Jake swallowed and stared. His son stood in the middle of the party, the sun with dozens of orbiting planets. He had a cup in his hand. Randy had such natural ease. Such poise in everything he did. Jake Wolf stood there, in the shadows, and wondered if there was any way to save it all. He didn’t think so. It was like holding water in your hand. He had tried to sound confident for Lorraine. He thought that maybe he could dump the body in Drew Van Dyne’s house. Lorraine would clean up the stain. It could have still worked.
But Myron Bolitar had showed up. Jake had spotted him from the garage. He was trapped. Jake hoped to speed away, lose them, dump the body somewhere else. But when he made that first turn and saw that Lorraine was in the backseat, he knew that it was over.
He’d hire a good attorney. The best. He knew a guy in town, Lenny Marcus. Great defense lawyer. He’d call him, see what they could work out. But in his heart, Jake Wolf knew that it was over. For him, at least.

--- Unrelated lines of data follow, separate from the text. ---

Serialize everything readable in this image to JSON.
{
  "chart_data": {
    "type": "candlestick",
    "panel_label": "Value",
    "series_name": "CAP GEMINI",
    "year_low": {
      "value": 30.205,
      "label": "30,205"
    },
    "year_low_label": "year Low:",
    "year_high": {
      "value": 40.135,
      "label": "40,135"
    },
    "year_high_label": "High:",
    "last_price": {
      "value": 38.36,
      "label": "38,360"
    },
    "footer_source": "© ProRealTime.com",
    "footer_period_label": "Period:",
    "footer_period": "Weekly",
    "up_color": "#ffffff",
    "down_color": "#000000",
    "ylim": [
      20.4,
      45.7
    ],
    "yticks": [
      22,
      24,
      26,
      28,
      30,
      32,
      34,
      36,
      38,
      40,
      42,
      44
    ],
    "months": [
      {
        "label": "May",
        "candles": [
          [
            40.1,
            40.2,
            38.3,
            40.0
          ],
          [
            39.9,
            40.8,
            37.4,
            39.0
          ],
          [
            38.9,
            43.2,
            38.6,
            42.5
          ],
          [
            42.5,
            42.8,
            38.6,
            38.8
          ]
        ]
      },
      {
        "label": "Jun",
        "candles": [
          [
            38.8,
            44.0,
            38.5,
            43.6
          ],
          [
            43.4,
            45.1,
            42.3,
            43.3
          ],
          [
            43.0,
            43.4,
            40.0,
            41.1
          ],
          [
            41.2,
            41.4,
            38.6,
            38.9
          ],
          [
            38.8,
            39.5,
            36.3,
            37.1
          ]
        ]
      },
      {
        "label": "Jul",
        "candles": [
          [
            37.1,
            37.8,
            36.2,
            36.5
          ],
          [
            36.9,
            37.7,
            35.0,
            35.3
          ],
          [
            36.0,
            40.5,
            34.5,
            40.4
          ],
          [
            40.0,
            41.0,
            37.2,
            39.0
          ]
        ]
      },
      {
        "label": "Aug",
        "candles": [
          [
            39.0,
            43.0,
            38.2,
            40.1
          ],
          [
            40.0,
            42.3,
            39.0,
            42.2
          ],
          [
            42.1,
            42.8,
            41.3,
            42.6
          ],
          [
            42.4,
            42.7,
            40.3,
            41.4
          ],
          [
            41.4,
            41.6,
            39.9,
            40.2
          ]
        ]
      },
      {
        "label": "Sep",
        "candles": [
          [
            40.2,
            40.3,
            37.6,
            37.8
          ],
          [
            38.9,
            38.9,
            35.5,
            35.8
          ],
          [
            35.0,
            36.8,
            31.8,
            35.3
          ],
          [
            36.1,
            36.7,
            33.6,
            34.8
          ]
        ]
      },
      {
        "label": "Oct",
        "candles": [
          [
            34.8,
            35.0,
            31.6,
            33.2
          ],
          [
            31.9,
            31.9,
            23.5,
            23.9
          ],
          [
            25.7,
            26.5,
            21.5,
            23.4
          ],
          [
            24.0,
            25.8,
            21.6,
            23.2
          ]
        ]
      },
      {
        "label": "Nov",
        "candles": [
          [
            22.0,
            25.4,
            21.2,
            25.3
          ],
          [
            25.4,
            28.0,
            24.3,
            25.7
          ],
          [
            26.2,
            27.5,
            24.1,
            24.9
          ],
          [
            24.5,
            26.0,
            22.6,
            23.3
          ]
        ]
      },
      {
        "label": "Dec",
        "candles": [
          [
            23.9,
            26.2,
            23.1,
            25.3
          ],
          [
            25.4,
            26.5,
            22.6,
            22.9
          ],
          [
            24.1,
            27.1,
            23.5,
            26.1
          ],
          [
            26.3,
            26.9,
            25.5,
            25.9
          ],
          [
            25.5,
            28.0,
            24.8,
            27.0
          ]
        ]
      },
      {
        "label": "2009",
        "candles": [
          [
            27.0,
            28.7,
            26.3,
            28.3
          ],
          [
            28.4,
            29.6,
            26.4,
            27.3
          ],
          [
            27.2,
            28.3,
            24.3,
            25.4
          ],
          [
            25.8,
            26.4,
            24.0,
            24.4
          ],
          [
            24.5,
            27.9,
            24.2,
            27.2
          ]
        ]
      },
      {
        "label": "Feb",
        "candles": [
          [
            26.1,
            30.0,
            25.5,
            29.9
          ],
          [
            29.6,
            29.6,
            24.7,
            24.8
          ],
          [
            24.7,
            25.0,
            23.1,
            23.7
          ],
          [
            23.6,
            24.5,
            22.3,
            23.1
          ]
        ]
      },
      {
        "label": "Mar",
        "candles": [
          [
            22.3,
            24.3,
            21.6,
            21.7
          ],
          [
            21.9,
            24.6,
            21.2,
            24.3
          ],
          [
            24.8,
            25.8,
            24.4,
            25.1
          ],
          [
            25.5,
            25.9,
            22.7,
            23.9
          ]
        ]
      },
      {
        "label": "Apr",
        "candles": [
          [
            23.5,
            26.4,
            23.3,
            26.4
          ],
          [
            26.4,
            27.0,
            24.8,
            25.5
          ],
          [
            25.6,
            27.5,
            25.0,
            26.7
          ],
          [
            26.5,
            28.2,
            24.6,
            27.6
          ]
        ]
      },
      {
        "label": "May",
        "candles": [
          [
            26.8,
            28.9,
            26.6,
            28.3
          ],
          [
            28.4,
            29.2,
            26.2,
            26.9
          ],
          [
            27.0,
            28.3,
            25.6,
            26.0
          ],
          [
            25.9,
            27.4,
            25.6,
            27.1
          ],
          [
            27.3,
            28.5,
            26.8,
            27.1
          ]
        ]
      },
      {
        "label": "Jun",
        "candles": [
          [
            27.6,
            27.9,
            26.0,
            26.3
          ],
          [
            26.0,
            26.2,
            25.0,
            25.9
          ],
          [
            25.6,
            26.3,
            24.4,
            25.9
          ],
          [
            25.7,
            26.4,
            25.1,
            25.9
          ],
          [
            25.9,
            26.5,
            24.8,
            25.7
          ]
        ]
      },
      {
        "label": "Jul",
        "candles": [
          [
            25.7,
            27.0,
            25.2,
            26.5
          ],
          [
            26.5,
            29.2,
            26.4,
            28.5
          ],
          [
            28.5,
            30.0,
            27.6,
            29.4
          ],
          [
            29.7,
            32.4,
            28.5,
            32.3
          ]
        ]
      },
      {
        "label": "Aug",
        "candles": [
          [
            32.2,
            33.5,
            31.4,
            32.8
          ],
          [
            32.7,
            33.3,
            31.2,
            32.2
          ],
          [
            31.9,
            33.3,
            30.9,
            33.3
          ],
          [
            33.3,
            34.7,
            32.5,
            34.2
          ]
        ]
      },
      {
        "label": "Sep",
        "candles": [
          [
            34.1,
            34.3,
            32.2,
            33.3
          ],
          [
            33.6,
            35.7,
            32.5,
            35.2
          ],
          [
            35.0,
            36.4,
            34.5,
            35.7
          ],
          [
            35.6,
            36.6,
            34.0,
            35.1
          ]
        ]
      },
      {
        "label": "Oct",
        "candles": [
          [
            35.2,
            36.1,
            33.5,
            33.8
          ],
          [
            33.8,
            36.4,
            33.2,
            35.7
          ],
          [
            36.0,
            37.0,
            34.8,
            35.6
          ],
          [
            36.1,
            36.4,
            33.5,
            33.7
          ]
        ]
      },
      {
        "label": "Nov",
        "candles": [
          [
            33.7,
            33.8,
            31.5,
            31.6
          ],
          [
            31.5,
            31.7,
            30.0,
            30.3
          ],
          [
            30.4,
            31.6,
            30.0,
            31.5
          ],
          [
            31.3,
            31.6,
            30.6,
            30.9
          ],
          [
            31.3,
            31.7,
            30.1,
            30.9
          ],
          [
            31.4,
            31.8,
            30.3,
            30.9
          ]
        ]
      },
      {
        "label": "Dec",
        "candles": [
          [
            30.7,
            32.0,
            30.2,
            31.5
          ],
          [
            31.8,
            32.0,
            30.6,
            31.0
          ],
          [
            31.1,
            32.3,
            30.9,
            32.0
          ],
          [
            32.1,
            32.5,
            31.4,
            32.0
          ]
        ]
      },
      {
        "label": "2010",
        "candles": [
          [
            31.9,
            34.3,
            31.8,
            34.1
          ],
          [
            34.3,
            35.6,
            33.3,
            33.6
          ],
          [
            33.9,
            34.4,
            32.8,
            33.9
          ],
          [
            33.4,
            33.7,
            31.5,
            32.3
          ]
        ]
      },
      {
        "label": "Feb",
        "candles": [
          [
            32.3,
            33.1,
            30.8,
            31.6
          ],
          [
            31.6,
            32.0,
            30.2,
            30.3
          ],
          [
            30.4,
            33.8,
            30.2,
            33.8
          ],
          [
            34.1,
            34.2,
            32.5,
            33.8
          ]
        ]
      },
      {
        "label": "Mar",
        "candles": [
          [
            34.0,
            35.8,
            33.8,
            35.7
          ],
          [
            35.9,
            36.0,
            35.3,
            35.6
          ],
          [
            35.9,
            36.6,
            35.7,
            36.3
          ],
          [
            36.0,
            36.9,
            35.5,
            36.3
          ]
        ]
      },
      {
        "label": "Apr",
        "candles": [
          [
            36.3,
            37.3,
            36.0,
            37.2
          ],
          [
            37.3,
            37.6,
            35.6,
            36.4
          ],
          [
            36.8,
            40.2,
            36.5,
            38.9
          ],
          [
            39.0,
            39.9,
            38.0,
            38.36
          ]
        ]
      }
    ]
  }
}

That was why he was here now. In the shadows. Watching his beautiful, perfect son. Randy was the only thing he had ever gotten right. His boy. His precious boy. But that was enough. From the first time he had laid eyes on the baby in the hospital, Jake Wolf was mesmerized. He went to every practice he could. He went to every game. It wasn’t just to show support—often, during practices, Jake would stand behind a tree, almost hide, as he was doing now. He just liked to watch his son. That was all. He liked getting lost in this very simple bliss. And sometimes, when he did, he couldn’t believe how lucky he was, how someone like Jake Wolf, also a nothing when you thought about it, could have been part of creating something so miraculous. The world was cruel and awful and you had to do all you could to get that edge, but then every once in a while, he’d look at Randy and realize that there was something other than the dog-eat-dog horror, that there had to be something better out there, some higher being, because here, in front of him, there was indeed perfection and beauty.
“Hey, Jake.”
He turned at the sound of the voice. “Hi, Jacques.”
It was Jacques Harlow, the father of one of Randy’s closest friends and the party host. Jacques came up next to him. They both looked out at the party, at their sons, soaking it in for almost a full minute without speaking.
“Can you believe how fast it went by?” Harlow said.
Jake just shook his head, afraid to speak. His eyes never left his son.
“Hey, how about coming in for a drink?”
“I can’t. I just had to drop something off for Randy. Thanks though.”
Harlow slapped his back. “Sure.” He headed back toward the porch.
It took another five minutes. Jake enjoyed every second. Then he heard the footsteps. He turned and saw Myron Bolitar. Myron had a gun in his hand. Jake Wolf smiled and turned back to his son.
“What are you doing here, Jake?”
“What’s it look like?”
Jake Wolf did not want to move, but he knew that it was time. He soaked up one last look at his son. That was what this felt like. The last time he would see him like this. He wanted to say something to his son, offer some words of wisdom, but Jake wasn’t good with words.
So instead he turned and raised his hands.
“In the trunk,” Jake Wolf said. “The body is in the trunk.”